Secretary Vilsack urges Brazil to improve animal disease testing and reporting

Ag Secretary Tom Vilsack has expressed concern about the timeliness of Brazil’s animal disease testing and reporting and is urging the country to take steps to expedite the process.  The U.S. opened its market to fresh beef from Brazil in 2016 after a full and careful review of animal health infrastructure, disease status, and food safety system. 

In a recent letter to Brazil’s Ag Minister, Vilsack said continued confidence in its animal disease surveillance, testing, and reporting systems is paramount to the trade relationship between the two countries.

Kent Bacus with the National Cattlemen’s Beef Association says for more than two years Brazil has failed to report atypical cases of bovine spongiform encephalopathy (BSE) in a timely manner.  “That raised a lot of questions, raised a lot of red flags for us about the safety of the Brazilian system and the competency of the Brazilian government to actually be able to find these problems when they arise,” he says.

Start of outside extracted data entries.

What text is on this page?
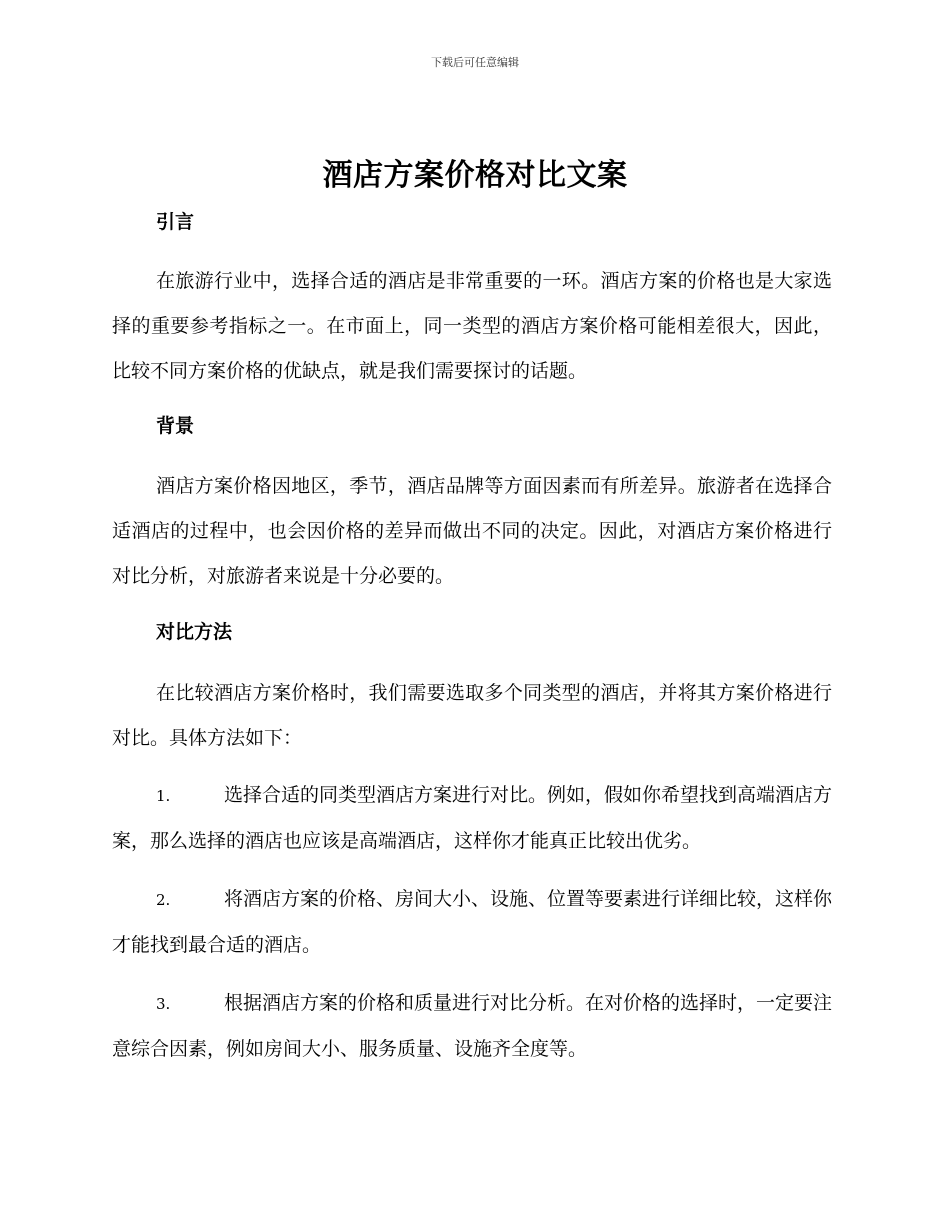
下载后可任意编辑
酒店方案价格对比文案
引言

在旅游行业中，选择合适的酒店是非常重要的一环。酒店方案的价格也是大家选择的重要参考指标之一。在市面上，同一类型的酒店方案价格可能相差很大，因此，比较不同方案价格的优缺点，就是我们需要探讨的话题。

背景

酒店方案价格因地区，季节，酒店品牌等方面因素而有所差异。旅游者在选择合适酒店的过程中，也会因价格的差异而做出不同的决定。因此，对酒店方案价格进行对比分析，对旅游者来说是十分必要的。

对比方法

在比较酒店方案价格时，我们需要选取多个同类型的酒店，并将其方案价格进行对比。具体方法如下：

1.	选择合适的同类型酒店方案进行对比。例如，假如你希望找到高端酒店方案，那么选择的酒店也应该是高端酒店，这样你才能真正比较出优劣。
2.	将酒店方案的价格、房间大小、设施、位置等要素进行详细比较，这样你才能找到最合适的酒店。
3.	根据酒店方案的价格和质量进行对比分析。在对价格的选择时，一定要注意综合因素，例如房间大小、服务质量、设施齐全度等。
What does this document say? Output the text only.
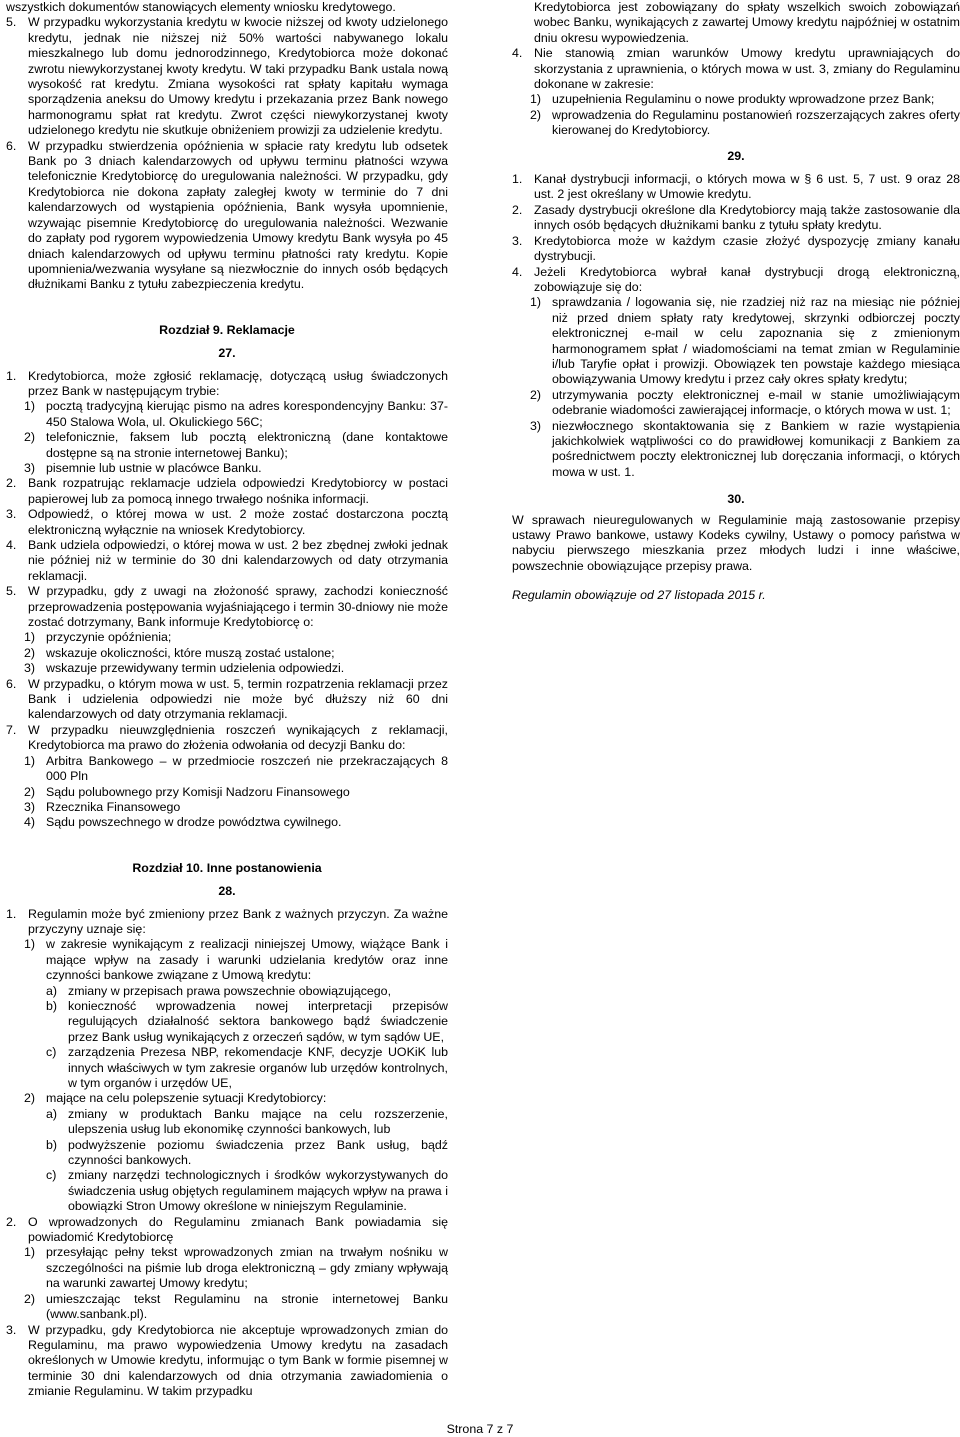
wszystkich dokumentów stanowiących elementy wniosku kredytowego.

5. W przypadku wykorzystania kredytu w kwocie niższej od kwoty udzielonego kredytu, jednak nie niższej niż 50% wartości nabywanego lokalu mieszkalnego lub domu jednorodzinnego, Kredytobiorca może dokonać zwrotu niewykorzystanej kwoty kredytu. W taki przypadku Bank ustala nową wysokość rat kredytu. Zmiana wysokości rat spłaty kapitału wymaga sporządzenia aneksu do Umowy kredytu i przekazania przez Bank nowego harmonogramu spłat rat kredytu. Zwrot części niewykorzystanej kwoty udzielonego kredytu nie skutkuje obniżeniem prowizji za udzielenie kredytu.
6. W przypadku stwierdzenia opóźnienia w spłacie raty kredytu lub odsetek Bank po 3 dniach kalendarzowych od upływu terminu płatności wzywa telefonicznie Kredytobiorcę do uregulowania należności. W przypadku, gdy Kredytobiorca nie dokona zapłaty zaległej kwoty w terminie do 7 dni kalendarzowych od wystąpienia opóźnienia, Bank wysyła upomnienie, wzywając pisemnie Kredytobiorcę do uregulowania należności. Wezwanie do zapłaty pod rygorem wypowiedzenia Umowy kredytu Bank wysyła po 45 dniach kalendarzowych od upływu terminu płatności raty kredytu. Kopie upomnienia/wezwania wysyłane są niezwłocznie do innych osób będących dłużnikami Banku z tytułu zabezpieczenia kredytu.
Rozdział 9. Reklamacje
27.
1. Kredytobiorca, może zgłosić reklamację, dotyczącą usług świadczonych przez Bank w następującym trybie:
1) pocztą tradycyjną kierując pismo na adres korespondencyjny Banku: 37-450 Stalowa Wola, ul. Okulickiego 56C;
2) telefonicznie, faksem lub pocztą elektroniczną (dane kontaktowe dostępne są na stronie internetowej Banku);
3) pisemnie lub ustnie w placówce Banku.
2. Bank rozpatrując reklamacje udziela odpowiedzi Kredytobiorcy w postaci papierowej lub za pomocą innego trwałego nośnika informacji.
3. Odpowiedź, o której mowa w ust. 2 może zostać dostarczona pocztą elektroniczną wyłącznie na wniosek Kredytobiorcy.
4. Bank udziela odpowiedzi, o której mowa w ust. 2 bez zbędnej zwłoki jednak nie później niż w terminie do 30 dni kalendarzowych od daty otrzymania reklamacji.
5. W przypadku, gdy z uwagi na złożoność sprawy, zachodzi konieczność przeprowadzenia postępowania wyjaśniającego i termin 30-dniowy nie może zostać dotrzymany, Bank informuje Kredytobiorcę o:
1) przyczynie opóźnienia;
2) wskazuje okoliczności, które muszą zostać ustalone;
3) wskazuje przewidywany termin udzielenia odpowiedzi.
6. W przypadku, o którym mowa w ust. 5, termin rozpatrzenia reklamacji przez Bank i udzielenia odpowiedzi nie może być dłuższy niż 60 dni kalendarzowych od daty otrzymania reklamacji.
7. W przypadku nieuwzględnienia roszczeń wynikających z reklamacji, Kredytobiorca ma prawo do złożenia odwołania od decyzji Banku do:
1) Arbitra Bankowego – w przedmiocie roszczeń nie przekraczających 8 000 Pln
2) Sądu polubownego przy Komisji Nadzoru Finansowego
3) Rzecznika Finansowego
4) Sądu powszechnego w drodze powództwa cywilnego.
Rozdział 10. Inne postanowienia
28.
1. Regulamin może być zmieniony przez Bank z ważnych przyczyn. Za ważne przyczyny uznaje się:
1) w zakresie wynikającym z realizacji niniejszej Umowy, wiążące Bank i mające wpływ na zasady i warunki udzielania kredytów oraz inne czynności bankowe związane z Umową kredytu:
a) zmiany w przepisach prawa powszechnie obowiązującego,
b) konieczność wprowadzenia nowej interpretacji przepisów regulujących działalność sektora bankowego bądź świadczenie przez Bank usług wynikających z orzeczeń sądów, w tym sądów UE,
c) zarządzenia Prezesa NBP, rekomendacje KNF, decyzje UOKiK lub innych właściwych w tym zakresie organów lub urzędów kontrolnych, w tym organów i urzędów UE,
2) mające na celu polepszenie sytuacji Kredytobiorcy:
a) zmiany w produktach Banku mające na celu rozszerzenie, ulepszenia usług lub ekonomikę czynności bankowych, lub
b) podwyższenie poziomu świadczenia przez Bank usług, bądź czynności bankowych.
c) zmiany narzędzi technologicznych i środków wykorzystywanych do świadczenia usług objętych regulaminem mających wpływ na prawa i obowiązki Stron Umowy określone w niniejszym Regulaminie.
2. O wprowadzonych do Regulaminu zmianach Bank powiadamia się powiadomić Kredytobiorcę
1) przesyłając pełny tekst wprowadzonych zmian na trwałym nośniku w szczególności na piśmie lub droga elektroniczną – gdy zmiany wpływają na warunki zawartej Umowy kredytu;
2) umieszczając tekst Regulaminu na stronie internetowej Banku (www.sanbank.pl).
3. W przypadku, gdy Kredytobiorca nie akceptuje wprowadzonych zmian do Regulaminu, ma prawo wypowiedzenia Umowy kredytu na zasadach określonych w Umowie kredytu, informując o tym Bank w formie pisemnej w terminie 30 dni kalendarzowych od dnia otrzymania zawiadomienia o zmianie Regulaminu. W takim przypadku

Kredytobiorca jest zobowiązany do spłaty wszelkich swoich zobowiązań wobec Banku, wynikających z zawartej Umowy kredytu najpóźniej w ostatnim dniu okresu wypowiedzenia.

4. Nie stanowią zmian warunków Umowy kredytu uprawniających do skorzystania z uprawnienia, o których mowa w ust. 3, zmiany do Regulaminu dokonane w zakresie:
1) uzupełnienia Regulaminu o nowe produkty wprowadzone przez Bank;
2) wprowadzenia do Regulaminu postanowień rozszerzających zakres oferty kierowanej do Kredytobiorcy.
29.
1. Kanał dystrybucji informacji, o których mowa w § 6 ust. 5, 7 ust. 9 oraz 28 ust. 2 jest określany w Umowie kredytu.
2. Zasady dystrybucji określone dla Kredytobiorcy mają także zastosowanie dla innych osób będących dłużnikami banku z tytułu spłaty kredytu.
3. Kredytobiorca może w każdym czasie złożyć dyspozycję zmiany kanału dystrybucji.
4. Jeżeli Kredytobiorca wybrał kanał dystrybucji drogą elektroniczną, zobowiązuje się do:
1) sprawdzania / logowania się, nie rzadziej niż raz na miesiąc nie później niż przed dniem spłaty raty kredytowej, skrzynki odbiorczej poczty elektronicznej e-mail w celu zapoznania się z zmienionym harmonogramem spłat / wiadomościami na temat zmian w Regulaminie i/lub Taryfie opłat i prowizji. Obowiązek ten powstaje każdego miesiąca obowiązywania Umowy kredytu i przez cały okres spłaty kredytu;
2) utrzymywania poczty elektronicznej e-mail w stanie umożliwiającym odebranie wiadomości zawierającej informacje, o których mowa w ust. 1;
3) niezwłocznego skontaktowania się z Bankiem w razie wystąpienia jakichkolwiek wątpliwości co do prawidłowej komunikacji z Bankiem za pośrednictwem poczty elektronicznej lub doręczania informacji, o których mowa w ust. 1.
30.

W sprawach nieuregulowanych w Regulaminie mają zastosowanie przepisy ustawy Prawo bankowe, ustawy Kodeks cywilny, Ustawy o pomocy państwa w nabyciu pierwszego mieszkania przez młodych ludzi i inne właściwe, powszechnie obowiązujące przepisy prawa.

Regulamin obowiązuje od 27 listopada 2015 r.

Strona 7 z 7
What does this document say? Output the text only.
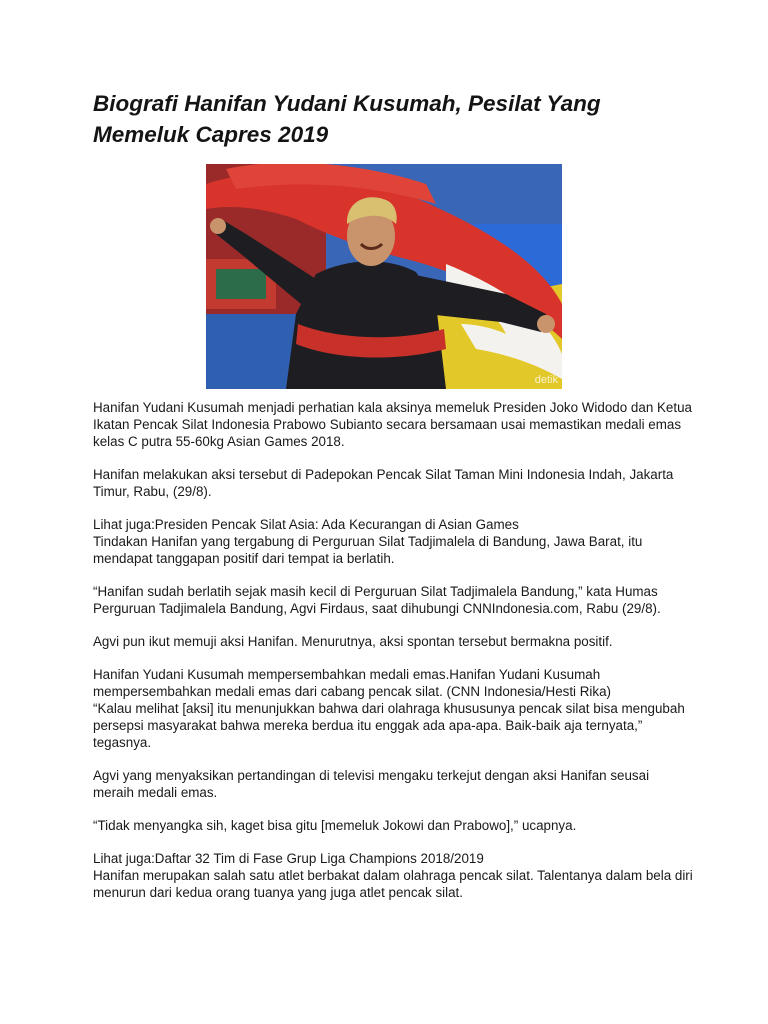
Biografi Hanifan Yudani Kusumah, Pesilat Yang Memeluk Capres 2019
detik

Hanifan Yudani Kusumah menjadi perhatian kala aksinya memeluk Presiden Joko Widodo dan Ketua Ikatan Pencak Silat Indonesia Prabowo Subianto secara bersamaan usai memastikan medali emas kelas C putra 55-60kg Asian Games 2018.

Hanifan melakukan aksi tersebut di Padepokan Pencak Silat Taman Mini Indonesia Indah, Jakarta Timur, Rabu, (29/8).

Lihat juga:Presiden Pencak Silat Asia: Ada Kecurangan di Asian Games

Tindakan Hanifan yang tergabung di Perguruan Silat Tadjimalela di Bandung, Jawa Barat, itu mendapat tanggapan positif dari tempat ia berlatih.

“Hanifan sudah berlatih sejak masih kecil di Perguruan Silat Tadjimalela Bandung,” kata Humas Perguruan Tadjimalela Bandung, Agvi Firdaus, saat dihubungi CNNIndonesia.com, Rabu (29/8).

Agvi pun ikut memuji aksi Hanifan. Menurutnya, aksi spontan tersebut bermakna positif.

Hanifan Yudani Kusumah mempersembahkan medali emas.Hanifan Yudani Kusumah mempersembahkan medali emas dari cabang pencak silat. (CNN Indonesia/Hesti Rika)

“Kalau melihat [aksi] itu menunjukkan bahwa dari olahraga khususunya pencak silat bisa mengubah persepsi masyarakat bahwa mereka berdua itu enggak ada apa-apa. Baik-baik aja ternyata,” tegasnya.

Agvi yang menyaksikan pertandingan di televisi mengaku terkejut dengan aksi Hanifan seusai meraih medali emas.

“Tidak menyangka sih, kaget bisa gitu [memeluk Jokowi dan Prabowo],” ucapnya.

Lihat juga:Daftar 32 Tim di Fase Grup Liga Champions 2018/2019

Hanifan merupakan salah satu atlet berbakat dalam olahraga pencak silat. Talentanya dalam bela diri menurun dari kedua orang tuanya yang juga atlet pencak silat.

Brazil’s timeliness of BSE reporting significantly lags other major beef exporters and doesn’t comply with WOAH guidelines.  

He tells Brownfield Brazil’s lack of veterinary diagnostic laboratory capabilities is concerning.  “Brazil has to ship off a lot of their incidences when they occur,” he says. “So, when you have to confirm with the test and you have to be able to confirm the results, they’re not able to do it in house. They’re having to ship it to Canada, and they’ve had to wait and it’s delayed this reporting period.”

Bacus says the US is a major consumer of beef, and it relies on imports of lean beef, most of which comes from Australia and New Zealand, to meet consumer demand. “We use that to make ground beef to make hamburgers,” he says.  “We raise a lot of fat cattle here. We don’t have enough of the domestic supply of lean trimmings to meet that ground beef demand.”

He says Brazil’s lag in reporting cases of BSE puts the safety of beef imports from the country in question.  “We have a lot of concerns about their overall system and about the potential risk they could pose to the US market,” he says.  “And most importantly to the image of beef that we have built here with US consumers.”

Brazil and the United States are the two largest cattle-producing nations in the world and Ag Secretary Tom Vilsack says the countries share a joint responsibility in protecting cattle health. 

Vilsack is urging Brazil in the strongest terms to continue progress in streamlining timely animal disease reporting and has asked the country to review its internal testing process, consider concurrent rather than consecutive testing strategies for high-suspect samples, and decrease the overall time between sampling and testing.